Evaluating the effects of nonlinear optical gain and thermal carrier escape on the performance of InGaAs/GaAs self-assembled quantum dot lasers

Abstract

The present paper reports the effects of nonlinear optical gain and thermal carrier escape on light-current characteristics in self-assembled quantum dot (QD) lasers based on a rate equation model. Comparison of the obtained simulated results with empirical findings showed that it is necessary to consider the effects of thermal carrier escape and nonlinear optical gain in order to evaluate dynamic and static characteristics of self-assembled QD lasers. Moreover, it was revealed that the describing terms of the thermal carrier escape from QDs is not enough in order to describe the effects of temperature on dynamics of carrier escape. Also, it was found that rate of (thermal) carriers stimulation depends directly on the inhomogeneous broadening (IHB). In other words, changes of IHB effects on the dynamics of thermal carrier changes.
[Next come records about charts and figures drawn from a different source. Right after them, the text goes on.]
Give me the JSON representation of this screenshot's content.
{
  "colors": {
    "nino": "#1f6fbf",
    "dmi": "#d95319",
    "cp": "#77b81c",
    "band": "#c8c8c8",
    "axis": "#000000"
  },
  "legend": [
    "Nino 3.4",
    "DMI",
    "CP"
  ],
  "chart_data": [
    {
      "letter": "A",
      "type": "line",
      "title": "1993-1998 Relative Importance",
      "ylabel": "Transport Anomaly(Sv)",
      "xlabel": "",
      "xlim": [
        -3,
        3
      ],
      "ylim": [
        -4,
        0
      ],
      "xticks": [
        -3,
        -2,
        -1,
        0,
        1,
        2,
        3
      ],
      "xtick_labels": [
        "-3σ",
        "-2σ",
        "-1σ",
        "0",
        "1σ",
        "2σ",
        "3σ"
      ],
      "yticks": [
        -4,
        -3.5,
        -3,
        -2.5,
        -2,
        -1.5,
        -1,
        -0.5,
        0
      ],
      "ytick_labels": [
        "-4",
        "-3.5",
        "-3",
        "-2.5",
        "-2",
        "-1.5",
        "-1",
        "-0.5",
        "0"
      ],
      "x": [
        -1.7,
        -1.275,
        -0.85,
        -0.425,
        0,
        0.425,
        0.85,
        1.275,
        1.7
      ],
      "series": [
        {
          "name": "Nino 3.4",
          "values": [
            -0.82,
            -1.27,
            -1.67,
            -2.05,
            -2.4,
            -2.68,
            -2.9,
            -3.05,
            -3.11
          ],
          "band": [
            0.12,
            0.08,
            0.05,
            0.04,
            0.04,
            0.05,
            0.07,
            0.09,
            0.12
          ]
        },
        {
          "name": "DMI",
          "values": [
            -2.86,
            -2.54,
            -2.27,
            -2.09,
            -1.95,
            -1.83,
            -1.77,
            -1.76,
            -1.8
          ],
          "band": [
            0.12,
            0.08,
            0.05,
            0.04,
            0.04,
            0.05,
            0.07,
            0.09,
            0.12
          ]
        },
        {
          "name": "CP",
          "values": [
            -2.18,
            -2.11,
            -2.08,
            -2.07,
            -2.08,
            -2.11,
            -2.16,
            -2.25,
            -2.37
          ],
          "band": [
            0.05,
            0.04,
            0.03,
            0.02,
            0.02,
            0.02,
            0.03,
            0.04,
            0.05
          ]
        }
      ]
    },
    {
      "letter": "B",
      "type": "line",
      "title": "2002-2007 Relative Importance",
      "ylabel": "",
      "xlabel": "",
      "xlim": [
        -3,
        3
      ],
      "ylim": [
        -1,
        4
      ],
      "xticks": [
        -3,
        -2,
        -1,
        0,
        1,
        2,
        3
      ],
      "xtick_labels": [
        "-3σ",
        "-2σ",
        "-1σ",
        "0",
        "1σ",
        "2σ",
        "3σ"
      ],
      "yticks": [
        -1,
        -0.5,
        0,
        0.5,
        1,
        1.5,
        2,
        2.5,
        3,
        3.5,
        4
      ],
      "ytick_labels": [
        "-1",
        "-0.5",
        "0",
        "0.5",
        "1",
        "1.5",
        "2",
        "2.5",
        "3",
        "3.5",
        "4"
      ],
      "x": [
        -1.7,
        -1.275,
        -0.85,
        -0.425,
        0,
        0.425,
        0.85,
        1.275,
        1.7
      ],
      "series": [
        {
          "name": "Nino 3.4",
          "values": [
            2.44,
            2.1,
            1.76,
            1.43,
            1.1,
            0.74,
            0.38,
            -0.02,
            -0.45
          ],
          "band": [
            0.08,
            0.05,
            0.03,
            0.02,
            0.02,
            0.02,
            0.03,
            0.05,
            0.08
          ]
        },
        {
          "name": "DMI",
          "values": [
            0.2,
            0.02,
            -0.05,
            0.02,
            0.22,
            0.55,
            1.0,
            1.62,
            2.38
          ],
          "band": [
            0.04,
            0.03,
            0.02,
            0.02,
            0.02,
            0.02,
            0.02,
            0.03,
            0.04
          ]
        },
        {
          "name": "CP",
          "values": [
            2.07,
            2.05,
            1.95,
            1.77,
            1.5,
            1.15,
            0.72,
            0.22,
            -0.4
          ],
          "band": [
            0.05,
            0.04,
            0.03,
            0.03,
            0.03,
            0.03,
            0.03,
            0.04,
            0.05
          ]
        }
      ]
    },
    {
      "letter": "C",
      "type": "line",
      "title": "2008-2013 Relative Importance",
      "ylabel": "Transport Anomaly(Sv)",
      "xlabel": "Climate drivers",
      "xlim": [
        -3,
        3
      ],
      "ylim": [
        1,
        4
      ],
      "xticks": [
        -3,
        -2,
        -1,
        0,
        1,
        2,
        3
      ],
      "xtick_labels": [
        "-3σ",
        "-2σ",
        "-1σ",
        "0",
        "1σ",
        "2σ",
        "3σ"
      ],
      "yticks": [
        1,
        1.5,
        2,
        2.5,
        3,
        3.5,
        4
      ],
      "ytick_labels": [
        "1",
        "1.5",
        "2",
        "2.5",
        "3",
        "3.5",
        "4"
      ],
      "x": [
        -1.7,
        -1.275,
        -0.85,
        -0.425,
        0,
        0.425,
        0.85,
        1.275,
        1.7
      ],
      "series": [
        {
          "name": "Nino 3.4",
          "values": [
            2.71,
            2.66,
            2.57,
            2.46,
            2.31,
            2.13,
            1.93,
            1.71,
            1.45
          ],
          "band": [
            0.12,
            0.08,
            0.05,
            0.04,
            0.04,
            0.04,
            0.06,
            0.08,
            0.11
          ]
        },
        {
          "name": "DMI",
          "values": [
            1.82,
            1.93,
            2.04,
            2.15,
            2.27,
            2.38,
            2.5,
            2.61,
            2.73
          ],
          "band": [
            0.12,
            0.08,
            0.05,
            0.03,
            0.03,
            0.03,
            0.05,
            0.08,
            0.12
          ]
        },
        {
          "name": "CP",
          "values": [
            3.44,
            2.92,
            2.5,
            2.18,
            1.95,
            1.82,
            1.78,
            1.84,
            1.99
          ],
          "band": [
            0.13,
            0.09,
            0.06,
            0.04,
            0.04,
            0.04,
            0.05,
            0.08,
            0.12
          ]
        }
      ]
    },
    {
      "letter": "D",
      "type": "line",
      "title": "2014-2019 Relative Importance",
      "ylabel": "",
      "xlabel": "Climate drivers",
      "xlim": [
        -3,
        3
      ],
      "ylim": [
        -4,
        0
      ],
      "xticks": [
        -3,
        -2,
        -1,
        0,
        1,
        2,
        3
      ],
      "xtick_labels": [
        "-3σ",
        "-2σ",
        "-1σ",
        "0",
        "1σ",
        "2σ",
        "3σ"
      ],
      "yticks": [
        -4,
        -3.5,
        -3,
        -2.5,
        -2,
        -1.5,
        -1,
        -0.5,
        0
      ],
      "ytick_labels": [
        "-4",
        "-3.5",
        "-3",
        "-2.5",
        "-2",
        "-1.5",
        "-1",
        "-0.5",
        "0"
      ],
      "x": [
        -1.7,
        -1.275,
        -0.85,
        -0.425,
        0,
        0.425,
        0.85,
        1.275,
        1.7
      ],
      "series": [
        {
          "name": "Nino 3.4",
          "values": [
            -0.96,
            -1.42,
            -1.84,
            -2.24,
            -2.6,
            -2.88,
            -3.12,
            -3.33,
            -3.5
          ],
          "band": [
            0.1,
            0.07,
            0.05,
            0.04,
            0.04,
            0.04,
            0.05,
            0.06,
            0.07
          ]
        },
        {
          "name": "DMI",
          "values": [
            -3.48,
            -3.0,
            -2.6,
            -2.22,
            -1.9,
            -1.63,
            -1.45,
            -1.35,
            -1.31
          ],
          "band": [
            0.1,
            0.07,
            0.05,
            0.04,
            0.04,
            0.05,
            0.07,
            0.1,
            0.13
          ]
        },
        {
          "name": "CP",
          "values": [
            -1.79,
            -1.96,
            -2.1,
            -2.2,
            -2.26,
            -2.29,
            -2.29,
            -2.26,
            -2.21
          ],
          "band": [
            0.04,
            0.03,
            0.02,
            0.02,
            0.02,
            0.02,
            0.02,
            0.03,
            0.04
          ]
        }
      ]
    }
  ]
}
In addition, the results showed that optimized amount of homogenous broadening (HB) in which the maximum emission occurs in the central mode depended on both IHB and temperature. Comparing two conditions of linear and total optical gain illustrated that output power decreases if linear gain is replaced by total gain; also, lasing emissions broadens and number of lasing modes increases by increase in current. Investigating the effect of carrier’s relaxation lifetime on output power showed that increase of relaxation lifetime increases the threshold current and decreases the output power and slope efficiency. Furthermore, increase in relaxation lifetime caused decline in maximum output power and broadening of lasing spectrum.